Start practicing it some at every practice session. Not being able to drive the ball off of either wing is a huge liability for most players.
 

superlobber

New User
Well, I actually switch to a heavier racquet and able to hit the one-handed backhand cross court decently now. However, by switching to a havier racquet, my serve and forehand got also weaker. Should I continue with the havier racquet? Does this compensate for the loss of power on the serve and forehand?
 

Crossroad

New User
There's nothing that extremely difficult about the 1h topspin bh if you set up in time. Make sure to turn your grip to a full eastern bh and get that front shoulder under your chin.

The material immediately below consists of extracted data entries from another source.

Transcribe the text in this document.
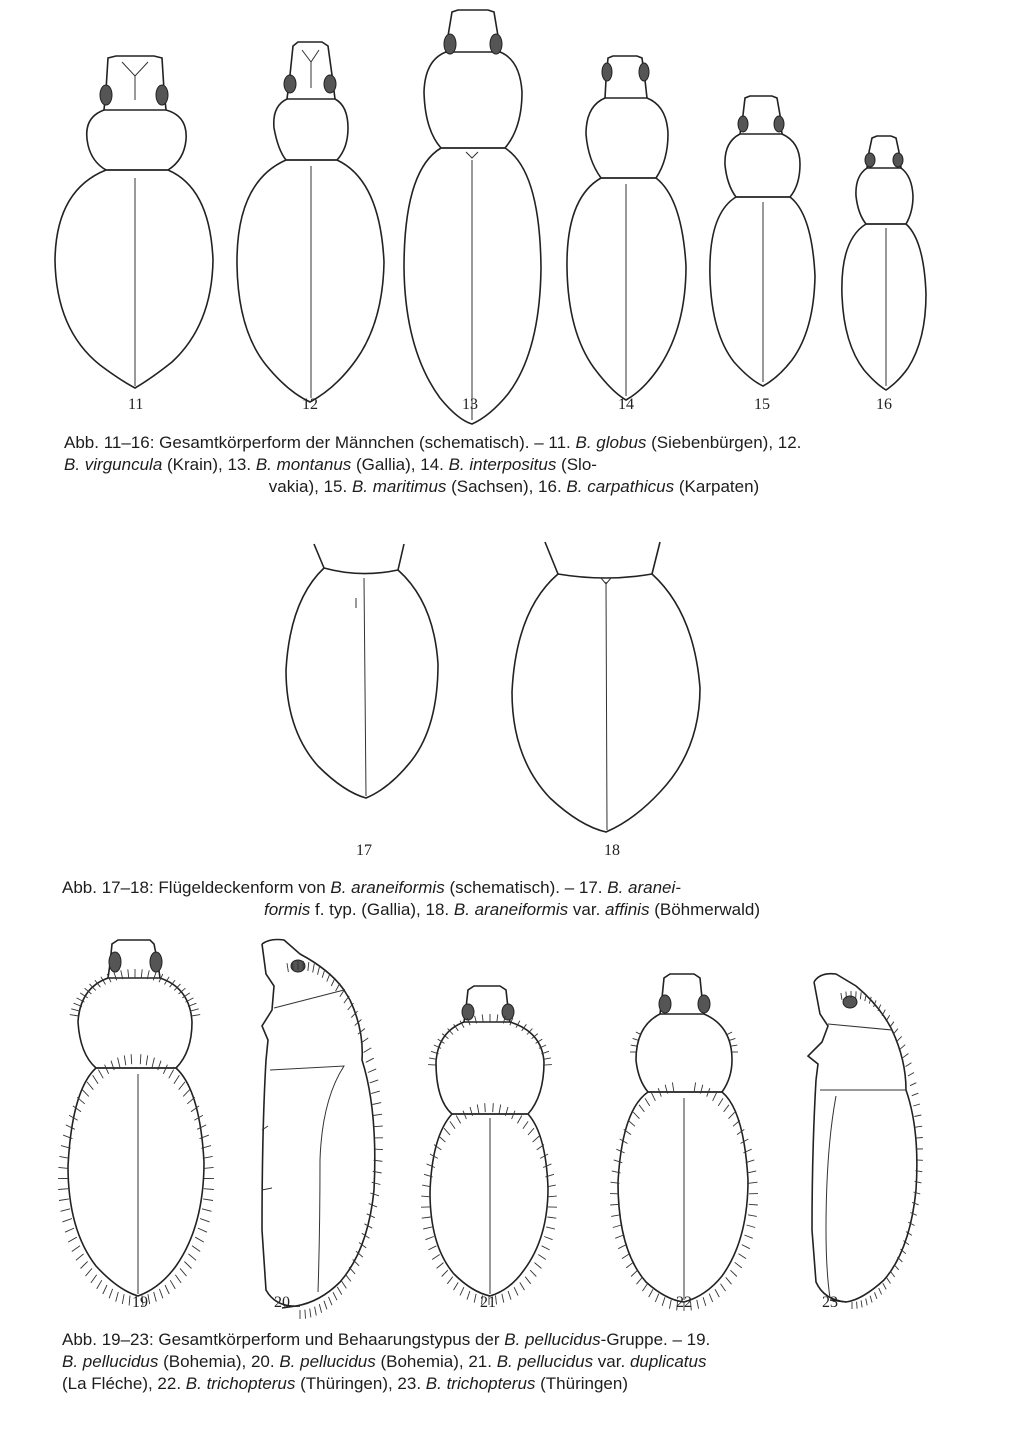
11	12	13	14	15	16
Abb. 11–16: Gesamtkörperform der Männchen (schematisch). – 11. B. globus (Siebenbürgen), 12.
B. virguncula (Krain), 13. B. montanus (Gallia), 14. B. interpositus (Slo-
vakia), 15. B. maritimus (Sachsen), 16. B. carpathicus (Karpaten)
17	18
Abb. 17–18: Flügeldeckenform von B. araneiformis (schematisch). – 17. B. aranei-
formis f. typ. (Gallia), 18. B. araneiformis var. affinis (Böhmerwald)
19	20	21	22	23
Abb. 19–23: Gesamtkörperform und Behaarungstypus der B. pellucidus-Gruppe. – 19.
B. pellucidus (Bohemia), 20. B. pellucidus (Bohemia), 21. B. pellucidus var. duplicatus
(La Fléche), 22. B. trichopterus (Thüringen), 23. B. trichopterus (Thüringen)
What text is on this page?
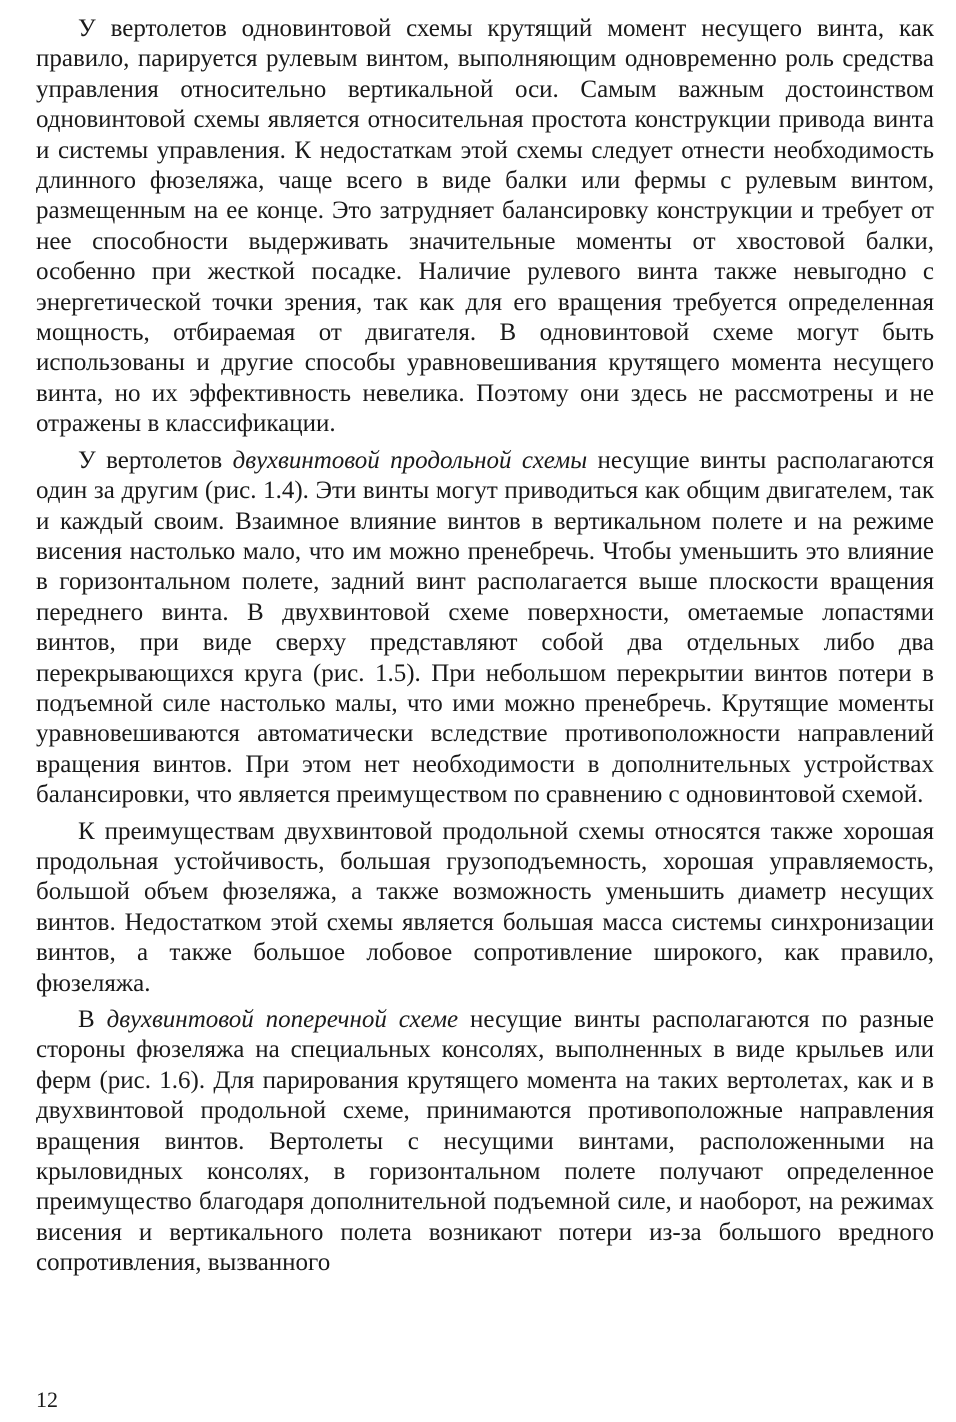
У вертолетов одновинтовой схемы крутящий момент несущего винта, как правило, парируется рулевым винтом, выполняющим одновременно роль средства управления относительно вертикальной оси. Самым важным достоинством одновинтовой схемы является относительная простота конструкции привода винта и системы управления. К недостаткам этой схемы следует отнести необходимость длинного фюзеляжа, чаще всего в виде балки или фермы с рулевым винтом, размещенным на ее конце. Это затрудняет балансировку конструкции и требует от нее способности выдерживать значительные моменты от хвостовой балки, особенно при жесткой посадке. Наличие рулевого винта также невыгодно с энергетической точки зрения, так как для его вращения требуется определенная мощность, отбираемая от двигателя. В одновинтовой схеме могут быть использованы и другие способы уравновешивания крутящего момента несущего винта, но их эффективность невелика. Поэтому они здесь не рассмотрены и не отражены в классификации.

У вертолетов двухвинтовой продольной схемы несущие винты располагаются один за другим (рис. 1.4). Эти винты могут приводиться как общим двигателем, так и каждый своим. Взаимное влияние винтов в вертикальном полете и на режиме висения настолько мало, что им можно пренебречь. Чтобы уменьшить это влияние в горизонтальном полете, задний винт располагается выше плоскости вращения переднего винта. В двухвинтовой схеме поверхности, ометаемые лопастями винтов, при виде сверху представляют собой два отдельных либо два перекрывающихся круга (рис. 1.5). При небольшом перекрытии винтов потери в подъемной силе настолько малы, что ими можно пренебречь. Крутящие моменты уравновешиваются автоматически вследствие противоположности направлений вращения винтов. При этом нет необходимости в дополнительных устройствах балансировки, что является преимуществом по сравнению с одновинтовой схемой.

К преимуществам двухвинтовой продольной схемы относятся также хорошая продольная устойчивость, большая грузоподъемность, хорошая управляемость, большой объем фюзеляжа, а также возможность уменьшить диаметр несущих винтов. Недостатком этой схемы является большая масса системы синхронизации винтов, а также большое лобовое сопротивление широкого, как правило, фюзеляжа.

В двухвинтовой поперечной схеме несущие винты располагаются по разные стороны фюзеляжа на специальных консолях, выполненных в виде крыльев или ферм (рис. 1.6). Для парирования крутящего момента на таких вертолетах, как и в двухвинтовой продольной схеме, принимаются противоположные направления вращения винтов. Вертолеты с несущими винтами, расположенными на крыловидных консолях, в горизонтальном полете получают определенное преимущество благодаря дополнительной подъемной силе, и наоборот, на режимах висения и вертикального полета возникают потери из-за большого вредного сопротивления, вызванного

12
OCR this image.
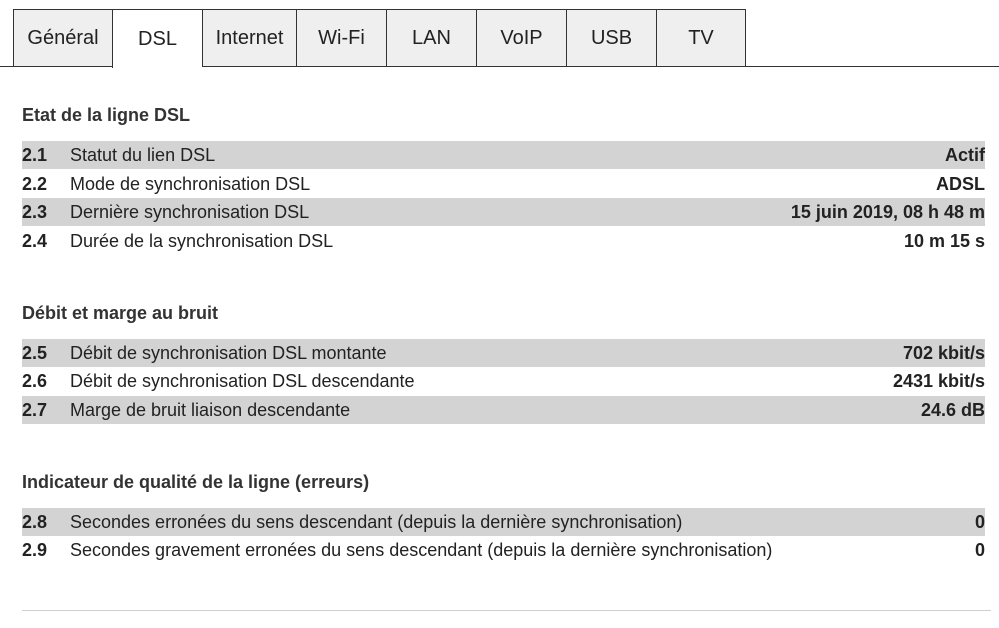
Général	DSL	Internet	Wi-Fi	LAN	VoIP	USB	TV
Etat de la ligne DSL
2.1	Statut du lien DSL	Actif
2.2	Mode de synchronisation DSL	ADSL
2.3	Dernière synchronisation DSL	15 juin 2019, 08 h 48 m
2.4	Durée de la synchronisation DSL	10 m 15 s
Débit et marge au bruit
2.5	Débit de synchronisation DSL montante	702 kbit/s
2.6	Débit de synchronisation DSL descendante	2431 kbit/s
2.7	Marge de bruit liaison descendante	24.6 dB
Indicateur de qualité de la ligne (erreurs)
2.8	Secondes erronées du sens descendant (depuis la dernière synchronisation)	0
2.9	Secondes gravement erronées du sens descendant (depuis la dernière synchronisation)	0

My problem of hitting 1hbh topspin is that sometimes i don't set up in time with a full eastern bh grip. especially after hitting a SW fh. what's your advice on changing the grip in time to guarantee a correct bh grip? i heard that you need to switch back to continental grip in between points?
 

SystemicAnomaly

Talk Tennis Guru
well there is some players who slice their bh only. like gonzales and steffi graf
F. Gonzales does hit quite a lot of slice BHs but also uses the topspin BH occasionally.

Steffi Graf would often hit topspin BHs in practice but never used them in competition to my knowledge. She could drive (as opposed to float) the slice BH and keep it skidding low & deep in order to set herself up for her big weapon, her topspin FH.
 

SystemicAnomaly

Talk Tennis Guru
...

My problem of hitting 1hbh topspin is that sometimes i don't set up in time with a full eastern bh grip. especially after hitting a SW fh. what's your advice on changing the grip in time to guarantee a correct bh grip? i heard that you need to switch back to continental grip in between points?
Many players will use a FH grip for their backcourt ready position rather than waiting with a neutral (conti) grip. This is often particularly true for players that hit more FH shots (as their primary weapon) than BH shots.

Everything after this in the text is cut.